After pulling out a thicker than average battered and greasy binder folder from a filing cabinet behind his desk, he leafed through it and momentarily huffed. A sardonic and crooked smile was quickly extinguished by an exhalation of smugness through the nose, and he exclaimed:

"Aha! You are Economou’s daughter, young lady! Don't you tell me, your dad sent you upstairs?"

"Yes, sir... He's waiting for me outside."

"Doesn't your dad have the courage to come upstairs and confront us himself?"English translation. 

He looked at Mother, who was standing at solemn attention in front of his desk, a beautiful, petite young girl with golden blond hair in two braids thrown on her back, the retro glasses in a black acetate frame, with one of her palms hiding the other on the summer dress. He raised his cold-eyes dispassionately upwards. With pursed lips, his mouth protruding forward under pressure from the lower jaw, signifying both disapproval and rigor, he crouched again his head on the piece of paper in front of him. Then, he returned Mother’s application in the open binder, took off his glasses, folded them and put them aside on his desk, as if to say "our interview is concluded," and in a calm and confident manner he said:English translation. 

"I will issue no certificate for you, young lady. I saw myself how well Greek children progressed and prospered under your dad’s tutelage… now he wants you to take on the same role!"

Mother walked away dejected and disconsolate, with the tail between her legs, whispering, or rather half-crying: "ΟΚ... Goodbye...", weak, crashed under a superior force. She met grandfather who waited patiently outside. In her face he could read the rejection of her application for this sine qua non for her admission in the Academy certificate. They took the bus back home gloomy and silent, but in grandad’s mind the only available course of action had already been formed.  A few weeks later, following a private phone call, Petros Garoufalias, the politician from Arta, grandfather’s hometown, would have to come again to the aid (or, rather, rescue) of his compatriot and intervene decisively, as he did when expediting the issue of Yiannis’ own certificate for his reappointment as a teacher. And Mother would have finally overcome the hurdle that the perverse behavior of the security officer raised, and enrolled in the Pedagogical Academy.

That was how many similar bureaucratic affairs were settled in post-war Greece, and, in a barely undiminishing rate, even today: an indication, they say, of Greece's poor political governance and low cultural development, through or, perhaps, despite its turbulent modern history.

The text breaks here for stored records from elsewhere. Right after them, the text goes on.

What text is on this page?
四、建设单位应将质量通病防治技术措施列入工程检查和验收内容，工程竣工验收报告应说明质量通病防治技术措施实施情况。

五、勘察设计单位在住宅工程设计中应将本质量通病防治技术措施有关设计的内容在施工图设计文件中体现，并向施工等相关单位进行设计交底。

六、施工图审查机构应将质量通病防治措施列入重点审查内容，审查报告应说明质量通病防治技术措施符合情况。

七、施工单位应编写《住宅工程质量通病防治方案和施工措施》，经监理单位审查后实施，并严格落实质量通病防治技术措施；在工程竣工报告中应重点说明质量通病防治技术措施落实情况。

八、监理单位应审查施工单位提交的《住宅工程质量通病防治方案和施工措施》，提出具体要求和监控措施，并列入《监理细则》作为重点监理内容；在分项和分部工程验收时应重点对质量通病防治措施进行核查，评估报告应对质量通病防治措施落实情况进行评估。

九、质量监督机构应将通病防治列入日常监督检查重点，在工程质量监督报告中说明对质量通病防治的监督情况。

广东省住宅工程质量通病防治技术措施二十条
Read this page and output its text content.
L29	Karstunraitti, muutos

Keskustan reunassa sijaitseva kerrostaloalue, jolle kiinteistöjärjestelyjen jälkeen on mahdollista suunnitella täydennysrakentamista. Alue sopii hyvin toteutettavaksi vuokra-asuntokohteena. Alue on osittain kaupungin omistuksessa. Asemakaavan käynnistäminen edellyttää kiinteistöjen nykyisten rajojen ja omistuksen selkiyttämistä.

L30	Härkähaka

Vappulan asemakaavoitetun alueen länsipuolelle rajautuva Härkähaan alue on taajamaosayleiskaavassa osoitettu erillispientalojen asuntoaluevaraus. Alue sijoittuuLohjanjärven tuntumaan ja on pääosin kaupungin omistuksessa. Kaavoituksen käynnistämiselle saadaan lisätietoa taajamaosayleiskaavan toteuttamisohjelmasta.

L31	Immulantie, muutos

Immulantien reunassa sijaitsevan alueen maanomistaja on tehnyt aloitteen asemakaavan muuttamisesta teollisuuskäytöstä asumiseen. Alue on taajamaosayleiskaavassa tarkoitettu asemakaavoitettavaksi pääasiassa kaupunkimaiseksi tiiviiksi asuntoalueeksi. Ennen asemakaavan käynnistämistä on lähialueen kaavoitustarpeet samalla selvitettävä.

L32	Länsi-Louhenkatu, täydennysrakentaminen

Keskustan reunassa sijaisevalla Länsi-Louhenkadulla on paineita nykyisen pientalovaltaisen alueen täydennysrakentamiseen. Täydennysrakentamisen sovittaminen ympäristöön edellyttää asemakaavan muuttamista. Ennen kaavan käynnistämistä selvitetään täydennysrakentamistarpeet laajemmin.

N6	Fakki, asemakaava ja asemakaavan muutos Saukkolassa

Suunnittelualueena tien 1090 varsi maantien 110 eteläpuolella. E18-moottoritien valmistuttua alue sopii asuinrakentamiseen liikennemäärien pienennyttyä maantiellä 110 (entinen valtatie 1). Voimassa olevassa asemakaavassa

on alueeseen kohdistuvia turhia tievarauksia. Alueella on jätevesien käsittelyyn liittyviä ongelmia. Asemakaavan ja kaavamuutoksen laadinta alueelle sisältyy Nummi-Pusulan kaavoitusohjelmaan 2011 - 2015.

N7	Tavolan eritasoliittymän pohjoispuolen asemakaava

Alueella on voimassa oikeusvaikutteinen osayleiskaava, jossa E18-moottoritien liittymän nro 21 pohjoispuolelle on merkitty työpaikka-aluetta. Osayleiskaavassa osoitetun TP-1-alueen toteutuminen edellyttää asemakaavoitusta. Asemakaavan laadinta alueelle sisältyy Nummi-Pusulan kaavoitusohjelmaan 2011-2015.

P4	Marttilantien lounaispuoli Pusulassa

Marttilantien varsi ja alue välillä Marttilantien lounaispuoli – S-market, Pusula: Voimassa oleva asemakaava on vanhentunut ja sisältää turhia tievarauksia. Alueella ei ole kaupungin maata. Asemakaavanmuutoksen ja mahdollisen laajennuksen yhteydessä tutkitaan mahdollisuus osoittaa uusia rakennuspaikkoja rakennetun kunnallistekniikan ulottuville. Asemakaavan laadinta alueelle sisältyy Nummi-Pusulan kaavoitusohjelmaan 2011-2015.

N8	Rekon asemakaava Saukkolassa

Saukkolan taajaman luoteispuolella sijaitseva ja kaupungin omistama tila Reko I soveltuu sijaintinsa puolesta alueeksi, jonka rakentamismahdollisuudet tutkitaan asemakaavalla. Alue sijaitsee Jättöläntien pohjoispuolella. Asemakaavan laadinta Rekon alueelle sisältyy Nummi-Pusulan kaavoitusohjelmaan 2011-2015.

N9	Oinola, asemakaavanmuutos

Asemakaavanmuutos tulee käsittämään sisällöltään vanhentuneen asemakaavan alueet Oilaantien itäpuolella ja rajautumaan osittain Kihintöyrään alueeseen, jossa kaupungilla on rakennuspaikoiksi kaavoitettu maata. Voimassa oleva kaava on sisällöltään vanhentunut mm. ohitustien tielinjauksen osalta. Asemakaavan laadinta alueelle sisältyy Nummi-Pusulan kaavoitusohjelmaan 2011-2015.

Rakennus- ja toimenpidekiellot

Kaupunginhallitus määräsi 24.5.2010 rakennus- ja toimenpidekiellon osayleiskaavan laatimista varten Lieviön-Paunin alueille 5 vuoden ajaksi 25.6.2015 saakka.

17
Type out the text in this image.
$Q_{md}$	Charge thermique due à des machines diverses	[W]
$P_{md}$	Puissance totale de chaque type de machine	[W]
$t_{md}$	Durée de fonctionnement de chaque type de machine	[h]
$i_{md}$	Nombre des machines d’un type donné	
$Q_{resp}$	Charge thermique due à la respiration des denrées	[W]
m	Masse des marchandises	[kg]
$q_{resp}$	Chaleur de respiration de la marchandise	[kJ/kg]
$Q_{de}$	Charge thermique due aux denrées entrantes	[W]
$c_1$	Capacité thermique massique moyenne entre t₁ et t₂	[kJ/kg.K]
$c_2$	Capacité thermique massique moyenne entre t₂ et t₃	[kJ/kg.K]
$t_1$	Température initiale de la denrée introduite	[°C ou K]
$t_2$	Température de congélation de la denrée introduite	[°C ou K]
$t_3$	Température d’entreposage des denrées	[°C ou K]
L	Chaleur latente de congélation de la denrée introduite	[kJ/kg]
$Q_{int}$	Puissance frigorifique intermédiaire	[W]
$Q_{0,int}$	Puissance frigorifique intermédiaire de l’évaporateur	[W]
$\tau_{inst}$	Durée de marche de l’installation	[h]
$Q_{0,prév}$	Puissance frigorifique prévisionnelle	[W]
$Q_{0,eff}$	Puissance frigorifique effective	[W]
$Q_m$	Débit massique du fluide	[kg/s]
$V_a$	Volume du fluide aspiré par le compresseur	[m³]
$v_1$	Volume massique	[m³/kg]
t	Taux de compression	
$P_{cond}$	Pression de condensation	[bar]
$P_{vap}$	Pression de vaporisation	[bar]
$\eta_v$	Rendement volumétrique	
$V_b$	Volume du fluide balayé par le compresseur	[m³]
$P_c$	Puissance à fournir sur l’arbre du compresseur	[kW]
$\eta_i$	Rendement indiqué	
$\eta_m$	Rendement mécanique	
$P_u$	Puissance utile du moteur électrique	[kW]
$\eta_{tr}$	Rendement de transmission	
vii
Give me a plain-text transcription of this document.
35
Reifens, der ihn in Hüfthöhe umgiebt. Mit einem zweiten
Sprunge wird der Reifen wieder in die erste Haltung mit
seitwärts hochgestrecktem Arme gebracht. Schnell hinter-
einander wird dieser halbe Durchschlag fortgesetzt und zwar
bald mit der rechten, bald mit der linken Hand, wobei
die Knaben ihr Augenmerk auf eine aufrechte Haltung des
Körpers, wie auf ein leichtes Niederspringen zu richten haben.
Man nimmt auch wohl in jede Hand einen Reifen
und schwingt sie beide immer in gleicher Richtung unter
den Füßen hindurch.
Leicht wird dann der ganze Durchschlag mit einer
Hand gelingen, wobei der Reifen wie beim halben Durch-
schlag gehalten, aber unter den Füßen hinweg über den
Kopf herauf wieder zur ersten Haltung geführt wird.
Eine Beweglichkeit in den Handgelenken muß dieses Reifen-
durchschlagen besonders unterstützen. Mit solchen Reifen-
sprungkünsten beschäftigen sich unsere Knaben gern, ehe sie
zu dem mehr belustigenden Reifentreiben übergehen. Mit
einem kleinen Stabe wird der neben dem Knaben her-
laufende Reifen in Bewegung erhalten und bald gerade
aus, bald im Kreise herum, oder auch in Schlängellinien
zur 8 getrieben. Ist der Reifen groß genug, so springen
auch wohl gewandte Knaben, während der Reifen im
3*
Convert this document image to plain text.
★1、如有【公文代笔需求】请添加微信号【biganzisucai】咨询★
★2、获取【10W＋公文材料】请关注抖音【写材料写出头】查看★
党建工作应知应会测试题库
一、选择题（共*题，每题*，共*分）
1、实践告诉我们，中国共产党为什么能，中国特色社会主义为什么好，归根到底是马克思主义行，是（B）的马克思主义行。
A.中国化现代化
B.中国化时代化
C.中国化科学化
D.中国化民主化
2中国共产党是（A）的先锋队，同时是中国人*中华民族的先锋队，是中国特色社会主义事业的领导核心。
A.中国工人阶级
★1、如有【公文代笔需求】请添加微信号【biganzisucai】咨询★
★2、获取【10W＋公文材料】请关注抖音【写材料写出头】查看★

In the case of grandfather and his family, such means were employed to overcome unjust, arbitrarily erected obstacles rather than request unreasonable favors from a political system chronically plagued by corruption and cronyism. Following the ethical path of an uncompromising honesty many of the obstacles and barriers that a monstrous state mechanism erects, mainly to reassert its authority or, at least, justify its existence, would have proved insurmountable; not surpassing them timely would have drastically changed the course of my family’s history. In short, such "means to an end" were merely exercised to counterbalance gross injustices. In that respect, one cannot ignore the contribution of good fortune and the circumstances: in our case, the presence of some powerful political figure in the accessible social circle of grandfather and the power this figure could wield.